Autobahnmeistereien fürchten um ihren Erhalt

Die Autobahnmeisterei Seesen könnte durch eine ÖPPin ihrer Existenz bedroht sein. (Foto: Strache)

Eine Privatisierung der Landesbetriebe würde massive Stellenstreichungen zur Folge haben

Von Maximilian Strache,
Seesen/Göttingen

Die Überlegungen, den Autobahnausbau in den Teilabschnitten Bockenem/Seesen und Seesen/Nörten-Hardenberg in Form einer öffentlich-privaten-Partnerschaft (ÖPP) durchzuführen, sorgt für Unbehagen beim Personal der Autobahnmeistereien entlang der Strecke. Dies zeigte sich jüngst auch in Göttingen, wo etwa 100 Mitarbeiter der Straßenmeistereien aus Seesen, Hildesheim und Göttingen eine Personalversammlung abhielten.
Der Staat nutzt öffentlich-private-Partnerschaften, um privates Kapital zur Erfüllung staatlicher Aufgaben zu mobilisieren. Beim Ausbau eines Autobahnteilstücks in Form einer ÖPP werden der Bau, die Unterhalung und die Betreibung der Autobahn für 30 Jahre an einen Konzessionär übertragen. Dies hätte zur Folge, dass die Landesbetriebe privatisiert würden und somit die Autobahnmeistereien nicht mehr in ihrer gegenwärtigen Form bestehen blieben.
Bisher wurden bundesweit unter anderem der Ausbau der A1 im Teilstück zwischen dem Bremer Kreuz und dem Autobahndreieick Buchholz und die Nordverlegung der A4 bei Eisenach als ÖPP durchgeführt.

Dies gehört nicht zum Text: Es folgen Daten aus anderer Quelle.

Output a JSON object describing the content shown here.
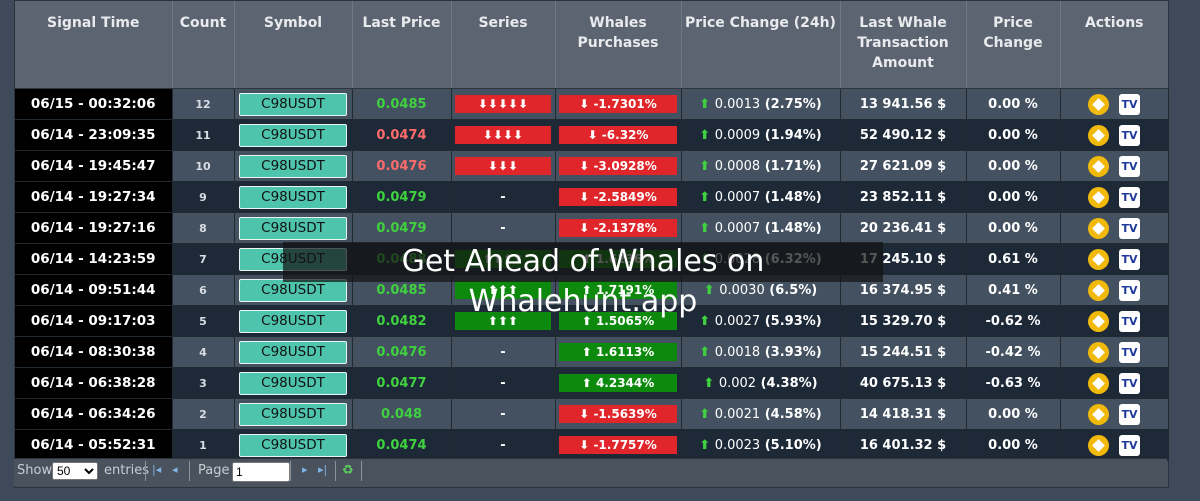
{
  "table": {
    "columns": [
      "Signal Time",
      "Count",
      "Symbol",
      "Last Price",
      "Series",
      "Whales Purchases",
      "Price Change (24h)",
      "Last Whale Transaction Amount",
      "Price Change",
      "Actions"
    ],
    "rows": [
      {
        "time": "06/15 - 00:32:06",
        "count": "12",
        "symbol": "C98USDT",
        "price": "0.0485",
        "priceColor": "#3fd13f",
        "series": "⬇⬇⬇⬇⬇",
        "seriesColor": "red",
        "purch": "⬇ -1.7301%",
        "purchColor": "red",
        "chgVal": "0.0013",
        "chgPct": "(2.75%)",
        "amount": "13 941.56 $",
        "pchg": "0.00 %"
      },
      {
        "time": "06/14 - 23:09:35",
        "count": "11",
        "symbol": "C98USDT",
        "price": "0.0474",
        "priceColor": "#ff6b6b",
        "series": "⬇⬇⬇⬇",
        "seriesColor": "red",
        "purch": "⬇ -6.32%",
        "purchColor": "red",
        "chgVal": "0.0009",
        "chgPct": "(1.94%)",
        "amount": "52 490.12 $",
        "pchg": "0.00 %"
      },
      {
        "time": "06/14 - 19:45:47",
        "count": "10",
        "symbol": "C98USDT",
        "price": "0.0476",
        "priceColor": "#ff6b6b",
        "series": "⬇⬇⬇",
        "seriesColor": "red",
        "purch": "⬇ -3.0928%",
        "purchColor": "red",
        "chgVal": "0.0008",
        "chgPct": "(1.71%)",
        "amount": "27 621.09 $",
        "pchg": "0.00 %"
      },
      {
        "time": "06/14 - 19:27:34",
        "count": "9",
        "symbol": "C98USDT",
        "price": "0.0479",
        "priceColor": "#3fd13f",
        "series": "-",
        "seriesColor": "none",
        "purch": "⬇ -2.5849%",
        "purchColor": "red",
        "chgVal": "0.0007",
        "chgPct": "(1.48%)",
        "amount": "23 852.11 $",
        "pchg": "0.00 %"
      },
      {
        "time": "06/14 - 19:27:16",
        "count": "8",
        "symbol": "C98USDT",
        "price": "0.0479",
        "priceColor": "#3fd13f",
        "series": "-",
        "seriesColor": "none",
        "purch": "⬇ -2.1378%",
        "purchColor": "red",
        "chgVal": "0.0007",
        "chgPct": "(1.48%)",
        "amount": "20 236.41 $",
        "pchg": "0.00 %"
      },
      {
        "time": "06/14 - 14:23:59",
        "count": "7",
        "symbol": "C98USDT",
        "price": "0.0488",
        "priceColor": "#3fd13f",
        "series": "⬆⬆⬆⬆",
        "seriesColor": "green",
        "purch": "⬆ 1.6236%",
        "purchColor": "green",
        "chgVal": "0.0028",
        "chgPct": "(6.32%)",
        "amount": "17 245.10 $",
        "pchg": "0.61 %"
      },
      {
        "time": "06/14 - 09:51:44",
        "count": "6",
        "symbol": "C98USDT",
        "price": "0.0485",
        "priceColor": "#3fd13f",
        "series": "⬆⬆⬆",
        "seriesColor": "green",
        "purch": "⬆ 1.7191%",
        "purchColor": "green",
        "chgVal": "0.0030",
        "chgPct": "(6.5%)",
        "amount": "16 374.95 $",
        "pchg": "0.41 %"
      },
      {
        "time": "06/14 - 09:17:03",
        "count": "5",
        "symbol": "C98USDT",
        "price": "0.0482",
        "priceColor": "#3fd13f",
        "series": "⬆⬆⬆",
        "seriesColor": "green",
        "purch": "⬆ 1.5065%",
        "purchColor": "green",
        "chgVal": "0.0027",
        "chgPct": "(5.93%)",
        "amount": "15 329.70 $",
        "pchg": "-0.62 %"
      },
      {
        "time": "06/14 - 08:30:38",
        "count": "4",
        "symbol": "C98USDT",
        "price": "0.0476",
        "priceColor": "#3fd13f",
        "series": "-",
        "seriesColor": "none",
        "purch": "⬆ 1.6113%",
        "purchColor": "green",
        "chgVal": "0.0018",
        "chgPct": "(3.93%)",
        "amount": "15 244.51 $",
        "pchg": "-0.42 %"
      },
      {
        "time": "06/14 - 06:38:28",
        "count": "3",
        "symbol": "C98USDT",
        "price": "0.0477",
        "priceColor": "#3fd13f",
        "series": "-",
        "seriesColor": "none",
        "purch": "⬆ 4.2344%",
        "purchColor": "green",
        "chgVal": "0.002",
        "chgPct": "(4.38%)",
        "amount": "40 675.13 $",
        "pchg": "-0.63 %"
      },
      {
        "time": "06/14 - 06:34:26",
        "count": "2",
        "symbol": "C98USDT",
        "price": "0.048",
        "priceColor": "#3fd13f",
        "series": "-",
        "seriesColor": "none",
        "purch": "⬇ -1.5639%",
        "purchColor": "red",
        "chgVal": "0.0021",
        "chgPct": "(4.58%)",
        "amount": "14 418.31 $",
        "pchg": "0.00 %"
      },
      {
        "time": "06/14 - 05:52:31",
        "count": "1",
        "symbol": "C98USDT",
        "price": "0.0474",
        "priceColor": "#3fd13f",
        "series": "-",
        "seriesColor": "none",
        "purch": "⬇ -1.7757%",
        "purchColor": "red",
        "chgVal": "0.0023",
        "chgPct": "(5.10%)",
        "amount": "16 401.32 $",
        "pchg": "0.00 %"
      }
    ]
  },
  "pager": {
    "show_label": "Show",
    "page_size": "50",
    "entries_label": "entries",
    "page_label": "Page",
    "page_value": "1"
  },
  "overlay": {
    "text": "Get Ahead of Whales on Whalehunt.app"
  }
}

Das letztere Projekt ist zugleich auch das einzige, das bisher erfolgreich abgeschlossen wurde.
Den Beschäftigten der Straßenmeistereien konnte auch die Antwort der niedersächsischen Landesregierung auf eine „Kleine Anfrage“ der SPD im Landtag (der „Beobachter“ berichtete) keinen Trost spenden.

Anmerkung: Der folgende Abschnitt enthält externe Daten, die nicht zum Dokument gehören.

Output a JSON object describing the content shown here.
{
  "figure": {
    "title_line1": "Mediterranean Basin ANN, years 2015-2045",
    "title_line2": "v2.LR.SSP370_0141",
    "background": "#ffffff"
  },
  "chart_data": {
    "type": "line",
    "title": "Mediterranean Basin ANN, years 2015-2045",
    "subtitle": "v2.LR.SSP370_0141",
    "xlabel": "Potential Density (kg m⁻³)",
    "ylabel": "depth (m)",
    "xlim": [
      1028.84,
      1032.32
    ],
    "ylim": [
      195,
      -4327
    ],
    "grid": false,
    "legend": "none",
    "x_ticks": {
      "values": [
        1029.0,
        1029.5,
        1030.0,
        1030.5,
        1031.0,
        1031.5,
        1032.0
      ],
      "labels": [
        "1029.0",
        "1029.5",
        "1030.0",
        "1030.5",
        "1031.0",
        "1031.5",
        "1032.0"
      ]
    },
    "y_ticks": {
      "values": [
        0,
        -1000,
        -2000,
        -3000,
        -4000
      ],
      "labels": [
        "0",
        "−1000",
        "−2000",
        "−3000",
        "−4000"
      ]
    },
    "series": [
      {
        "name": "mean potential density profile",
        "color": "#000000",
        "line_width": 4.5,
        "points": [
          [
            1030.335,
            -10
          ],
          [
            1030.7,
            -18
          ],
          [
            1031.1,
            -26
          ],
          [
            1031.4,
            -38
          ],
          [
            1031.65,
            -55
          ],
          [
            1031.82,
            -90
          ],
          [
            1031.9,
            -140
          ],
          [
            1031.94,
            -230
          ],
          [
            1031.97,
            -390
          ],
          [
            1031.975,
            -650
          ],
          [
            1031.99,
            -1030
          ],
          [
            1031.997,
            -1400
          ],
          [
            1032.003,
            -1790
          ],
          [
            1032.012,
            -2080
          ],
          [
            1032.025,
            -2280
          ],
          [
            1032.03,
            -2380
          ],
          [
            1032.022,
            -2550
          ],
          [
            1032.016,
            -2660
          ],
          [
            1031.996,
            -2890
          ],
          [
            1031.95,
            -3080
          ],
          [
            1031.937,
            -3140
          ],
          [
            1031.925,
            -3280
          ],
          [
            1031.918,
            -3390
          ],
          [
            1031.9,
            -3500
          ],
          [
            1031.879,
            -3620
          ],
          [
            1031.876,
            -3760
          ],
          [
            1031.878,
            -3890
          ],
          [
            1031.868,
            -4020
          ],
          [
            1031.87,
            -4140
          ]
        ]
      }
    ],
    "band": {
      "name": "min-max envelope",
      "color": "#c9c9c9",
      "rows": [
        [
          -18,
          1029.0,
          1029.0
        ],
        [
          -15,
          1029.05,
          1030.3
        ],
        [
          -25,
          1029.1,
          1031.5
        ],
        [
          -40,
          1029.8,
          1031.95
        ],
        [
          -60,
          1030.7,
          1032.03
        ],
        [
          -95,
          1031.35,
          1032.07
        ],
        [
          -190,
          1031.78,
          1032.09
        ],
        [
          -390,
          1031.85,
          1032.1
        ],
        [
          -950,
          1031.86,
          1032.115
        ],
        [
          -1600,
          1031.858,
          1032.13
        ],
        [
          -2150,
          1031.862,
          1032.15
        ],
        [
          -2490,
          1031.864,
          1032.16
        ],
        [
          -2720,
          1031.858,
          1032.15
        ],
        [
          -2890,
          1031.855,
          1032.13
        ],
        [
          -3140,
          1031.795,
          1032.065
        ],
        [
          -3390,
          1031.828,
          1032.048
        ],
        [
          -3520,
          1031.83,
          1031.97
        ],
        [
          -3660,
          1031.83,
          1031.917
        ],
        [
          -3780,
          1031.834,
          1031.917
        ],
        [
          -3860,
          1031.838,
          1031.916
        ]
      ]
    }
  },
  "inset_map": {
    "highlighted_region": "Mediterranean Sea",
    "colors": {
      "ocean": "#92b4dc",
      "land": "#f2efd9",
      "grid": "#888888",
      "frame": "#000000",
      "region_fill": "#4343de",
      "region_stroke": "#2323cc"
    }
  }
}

Ob der Ausbau der A7 in den benannten Teilstücken tatsächlich als ÖPP durchgeführt wird, ist bisher noch nicht entschieden. Gegenwärtig führe der Bund, so teilte es das Verkehrsministerium in Hannover mit, eine so genannte „überschlägige wirtschaftliche Eignungsabschätzung“ durch. Eine Angabe, die wenig Konkretes vermuten lässt.
Bekannt sind hingegen die Kosten, die für den Ausbau der A7 zwischen den Anschlussstellen Bockenem und Nörten-Hardenberg fällig werden. Rund 262 Millionen Euro müsste der Bund, würde er als Bauherr agieren, bereitstellen. Alleine für die Teilstrecke zwischen Bockenem und Seesen werden nach den Berechnungen der Verkehrsexperten 77 Millionen Euro fällig.

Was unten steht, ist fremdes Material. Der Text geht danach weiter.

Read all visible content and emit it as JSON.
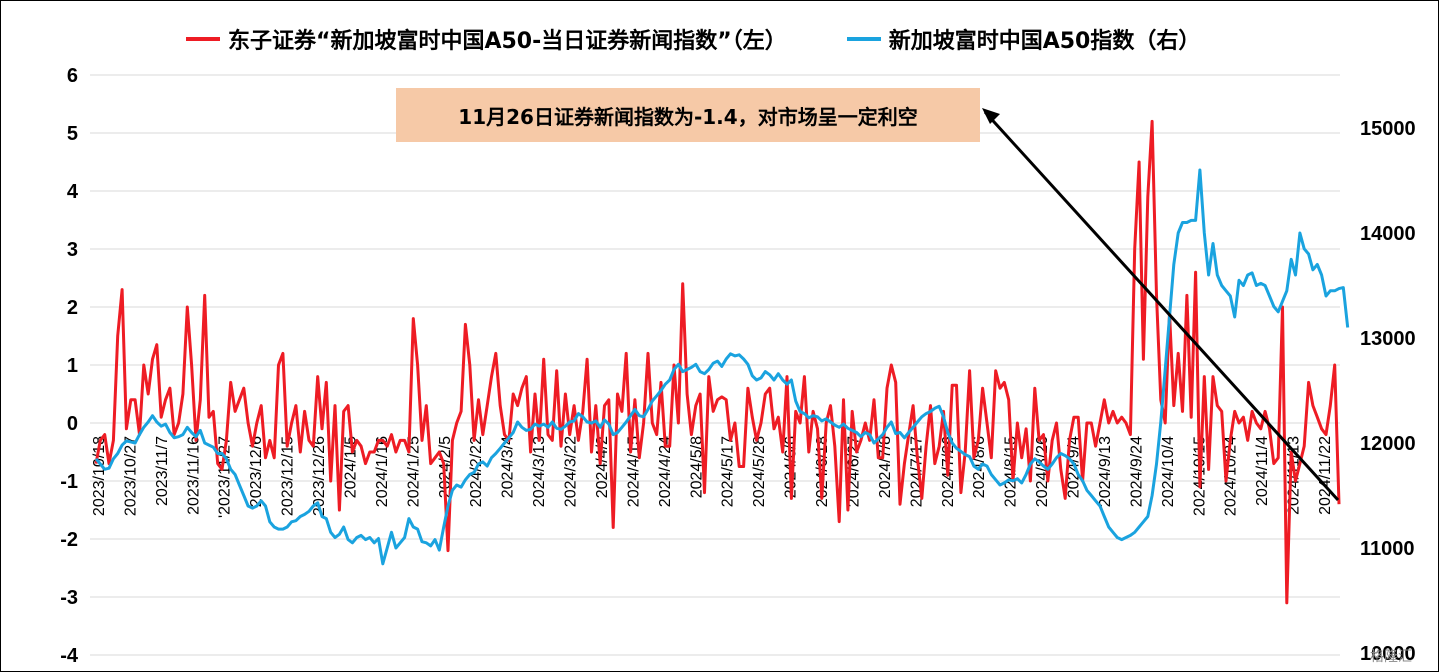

Starten könnten die Bauarbeiten des Autobahnabschnitts zwischen Bockenem und Seesen bereits im Herbst 2012. Nach Informationen des „Beobachter“ würden zunächst die Baumfällarbeiten entlang der Strecke erfolgen, sofern der Bund die finanziellen Mittel bereitstellt.
Bewusst sind sich alle Beteiligten darüber, dass auf der A7 dringender Handlungsbedarf besteht. Bei der Autobahn handelt es sich um die wich­tigs­te Nord-/Südverbindung der Bundesrepublik. Alleine in den vergangenen Jahren muss­ten viele Millionen Euro aufgewendet werden, um größere Fahrbahnschäden zu beseitigen. Alleine für die kommenden zwei Jahre wird mit Kos­ten von bis zu 18 Millionen Euro gerechnet.
Sollte der Ausbau am Ende tatsächlich in Form einer öffentlich-privaten-Partnerschaft durchgeführt werden, rechnen die Sozialdemokraten im Landtag sogar mit der Auflösung der Straßenmeistereien in Seesen und Göttingen. Zudem könnten auch Teile der Landesbehörde für Straßenbau und Verkehr in Bad Gandersheim von Auflösung betroffen sein. Von diesem Schritt wären dann rund 56 Mitarbeiter betroffen. Das Bundesverkehrsministerium sagte in diesem Zusammenhang, dass ein sozialverträgliches Konzept entwickelt werden würde.